I suppose what I didn’t understand was why a man would keep the proof that could link him to a hit-and-run? The receipt to the car repair and the newspaper article were pretty damning. Wouldn’t the motivation be to put as much distance between himself and the crime as possible and not hoard proof that could tie him to it? Unless, of course, he wasn’t hoarding proof, but collecting it to protect his ass from someone.
And it was right on the cusp of that revelation that I made another more glaring one. The cases were believed to be linked through Douglas, but there was someone else, a person who was still alive, who tied the cases together. We were going to need to have another sit-down with Vivian.
I found Trace in the kitchen making dinner. He was standing at the counter chopping onions in that way of his that I found both incredibly skilled and deeply sexy. How out of my head was I for this man that the sight of him chopping vegetables was a turn-on? He looked at me from over his shoulder and smiled.
“Hello, sweetheart.”
“Hi. What are you making?”
“Curried chicken.”
“Something you learned to make from Mrs. Fletcher?”
Surprise flashed across his face before he answered, “Yes, you remember that?”
I walked to him and pressed a kiss on his back before I answered, “I remember everything when it comes to you.”
His hand snaked out and wrapped around my neck to pull me in for a kiss and then I heard the knife hit the counter right before Trace’s other hand reached around my waist and pulled me closer. Chelsea entered the kitchen just as I was about to wrap my arms around his neck.
“Hi.”
Trace’s lips lingered on mine for a moment before he pulled back. I smiled, he grinned, and he pressed a kiss on my forehead before he turned to Chelsea and said, “Hi.”
I wrapped my arms around his waist and pressed my face into his chest. God, I loved this man.
After dinner, while Trace and I cleaned the dishes, my thoughts kept circling back to Vivian. I didn’t want to believe she was a killer, but, at the same time, she knew more than she was saying. We really needed to talk with her.
“I’d like to meet with Vivian again.”
He looked up from the pot he was cleaning, and I could see the question in his eyes before he asked, “Why?”
“She’s the common denominator in both cases. I think she knows more than she’s saying.”
Trace stopped scrubbing and just looked at me. “What is it you’re trying to learn?”
“I just can’t believe she has no insights from back then. Maybe she doesn’t even know that she’s holding on to vital information. If we get her to talk, maybe something will shake out.”
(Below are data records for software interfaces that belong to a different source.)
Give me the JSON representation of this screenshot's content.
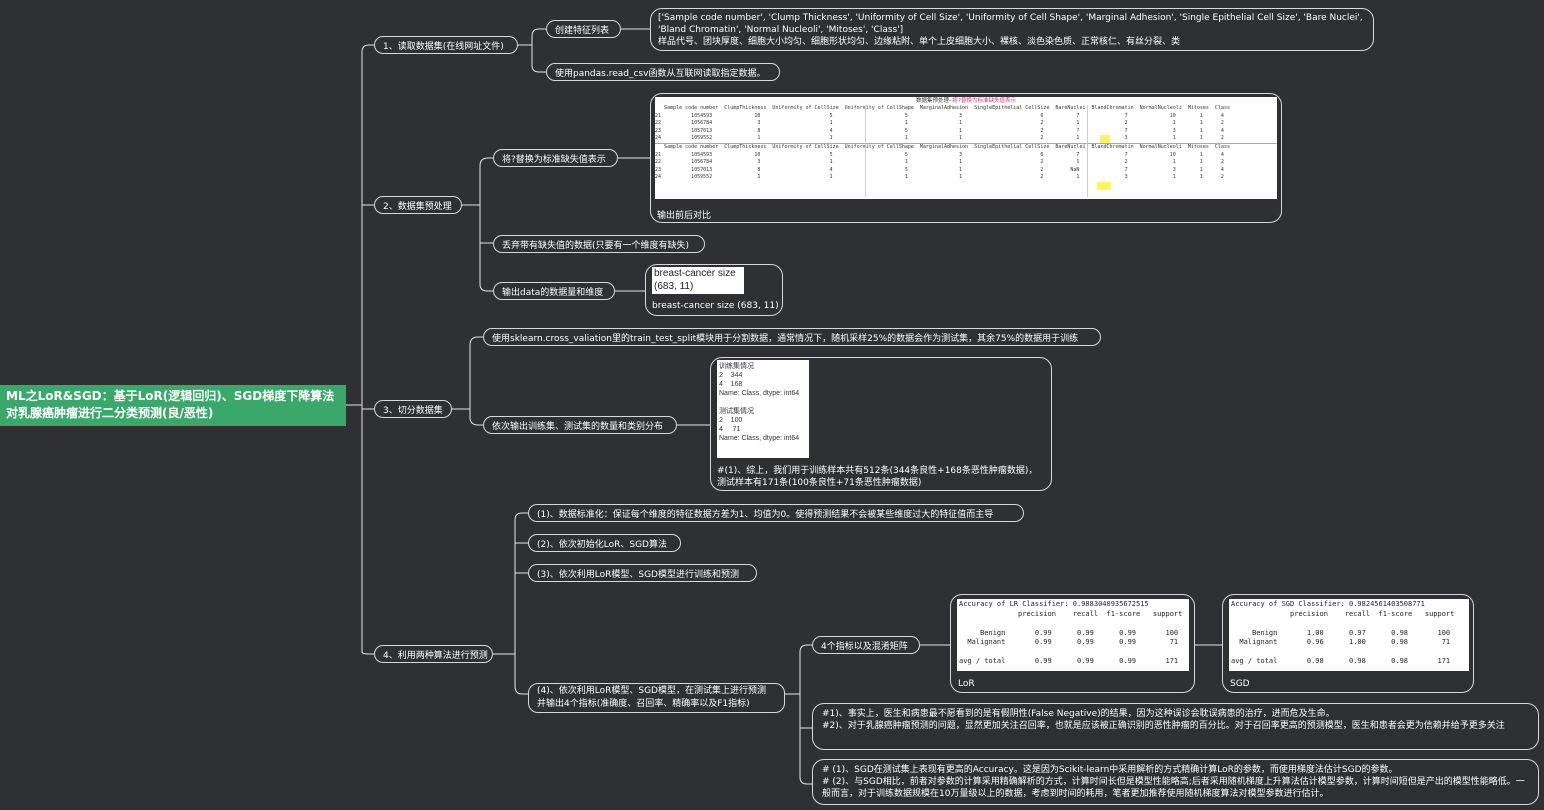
{
  "root": {
    "title": "ML之LoR&SGD：基于LoR(逻辑回归)、SGD梯度下降算法对乳腺癌肿瘤进行二分类预测(良/恶性)"
  },
  "sections": {
    "s1": {
      "label": "1、读取数据集(在线网址文件)",
      "c1": "创建特征列表",
      "c1_detail_en": "['Sample code number', 'Clump Thickness', 'Uniformity of Cell Size', 'Uniformity of Cell Shape', 'Marginal Adhesion', 'Single Epithelial Cell Size', 'Bare Nuclei', 'Bland Chromatin', 'Normal Nucleoli', 'Mitoses', 'Class']",
      "c1_detail_zh": "样品代号、团块厚度、细胞大小均匀、细胞形状均匀、边缘粘附、单个上皮细胞大小、裸核、淡色染色质、正常核仁、有丝分裂、类",
      "c2": "使用pandas.read_csv函数从互联网读取指定数据。"
    },
    "s2": {
      "label": "2、数据集预处理",
      "c1": "将?替换为标准缺失值表示",
      "c1_caption": "输出前后对比",
      "table_title_a": "数据集预处理—",
      "table_title_b": "将?替换为标准缺失值表示",
      "table_header": "   Sample code number  ClumpThickness  Uniformity of CellSize  Uniformity of CellShape  MarginalAdhesion  SingleEpithelial CellSize  BareNuclei  BlandChromatin  NormalNucleoli  Mitoses  Class",
      "table_rows_a": "21          1054593              10                       5                        5                 3                          6           7               7              10        1      4\n22          1056784               3                       1                        1                 1                          2           1               2               1        1      2\n23          1057013               8                       4                        5                 1                          2           ?               7               3        1      4\n24          1059552               1                       1                        1                 1                          2           1               3               1        1      2",
      "table_rows_b": "21          1054593              10                       5                        5                 3                          6           7               7              10        1      4\n22          1056784               3                       1                        1                 1                          2           1               2               1        1      2\n23          1057013               8                       4                        5                 1                          2         NaN               7               3        1      4\n24          1059552               1                       1                        1                 1                          2           1               3               1        1      2",
      "c2": "丢弃带有缺失值的数据(只要有一个维度有缺失)",
      "c3": "输出data的数据量和维度",
      "c3_out_line1": "breast-cancer size",
      "c3_out_line2": "(683, 11)",
      "c3_caption": "breast-cancer size (683, 11)"
    },
    "s3": {
      "label": "3、切分数据集",
      "c1": "使用sklearn.cross_valiation里的train_test_split模块用于分割数据，通常情况下，随机采样25%的数据会作为测试集，其余75%的数据用于训练",
      "c2": "依次输出训练集、测试集的数量和类别分布",
      "out": "训练集情况\n2    344\n4    168\nName: Class, dtype: int64\n\n测试集情况\n2    100\n4     71\nName: Class, dtype: int64",
      "note1": "#(1)、综上，我们用于训练样本共有512条(344条良性+168条恶性肿瘤数据)，",
      "note2": "测试样本有171条(100条良性+71条恶性肿瘤数据)"
    },
    "s4": {
      "label": "4、利用两种算法进行预测",
      "c1": "(1)、数据标准化：保证每个维度的特征数据方差为1、均值为0。使得预测结果不会被某些维度过大的特征值而主导",
      "c2": "(2)、依次初始化LoR、SGD算法",
      "c3": "(3)、依次利用LoR模型、SGD模型进行训练和预测",
      "c4_line1": "(4)、依次利用LoR模型、SGD模型，在测试集上进行预测",
      "c4_line2": "并输出4个指标(准确度、召回率、精确率以及F1指标)",
      "metrics_label": "4个指标以及混淆矩阵",
      "lor_caption": "LoR",
      "lor_report": "Accuracy of LR Classifier: 0.9883040935672515\n              precision    recall  f1-score   support\n\n     Benign       0.99      0.99      0.99       100\n  Malignant       0.99      0.99      0.99        71\n\navg / total       0.99      0.99      0.99       171",
      "sgd_caption": "SGD",
      "sgd_report": "Accuracy of SGD Classifier: 0.9824561403508771\n              precision    recall  f1-score   support\n\n     Benign       1.00      0.97      0.98       100\n  Malignant       0.96      1.00      0.98        71\n\navg / total       0.98      0.98      0.98       171",
      "note1_a": "#1)、事实上，医生和病患最不愿看到的是有假阴性(False Negative)的结果，因为这种误诊会耽误病患的治疗，进而危及生命。",
      "note1_b": "#2)、对于乳腺癌肿瘤预测的问题，显然更加关注召回率，也就是应该被正确识别的恶性肿瘤的百分比。对于召回率更高的预测模型，医生和患者会更为信赖并给予更多关注",
      "note2_a": "# (1)、SGD在测试集上表现有更高的Accuracy。这是因为Scikit-learn中采用解析的方式精确计算LoR的参数，而使用梯度法估计SGD的参数。",
      "note2_b": "# (2)、与SGD相比，前者对参数的计算采用精确解析的方式，计算时间长但是模型性能略高;后者采用随机梯度上升算法估计模型参数，计算时间短但是产出的模型性能略低。一般而言，对于训练数据规模在10万量级以上的数据，考虑到时间的耗用，笔者更加推荐使用随机梯度算法对模型参数进行估计。"
    }
  }
}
“You sound like your uncle.”
I guess I did. I held his gaze. “There are too many unanswered questions, too many holes, and though your dad was an animal I think your mom and my mom deserve to have their murders solved. And maybe in the solving of your mom’s death, you’ll find a bit of peace.”
His hands were still soapy when he wrapped them around my face and pulled me in for a kiss that was about more than love and, when his eyes found mine, I felt my knees go weak at the depth of emotion looking back at me.
“No one ever has, or ever will, know me the way you do. You’re inside me.”
I covered his hands with my own. “It’s that way for me too.”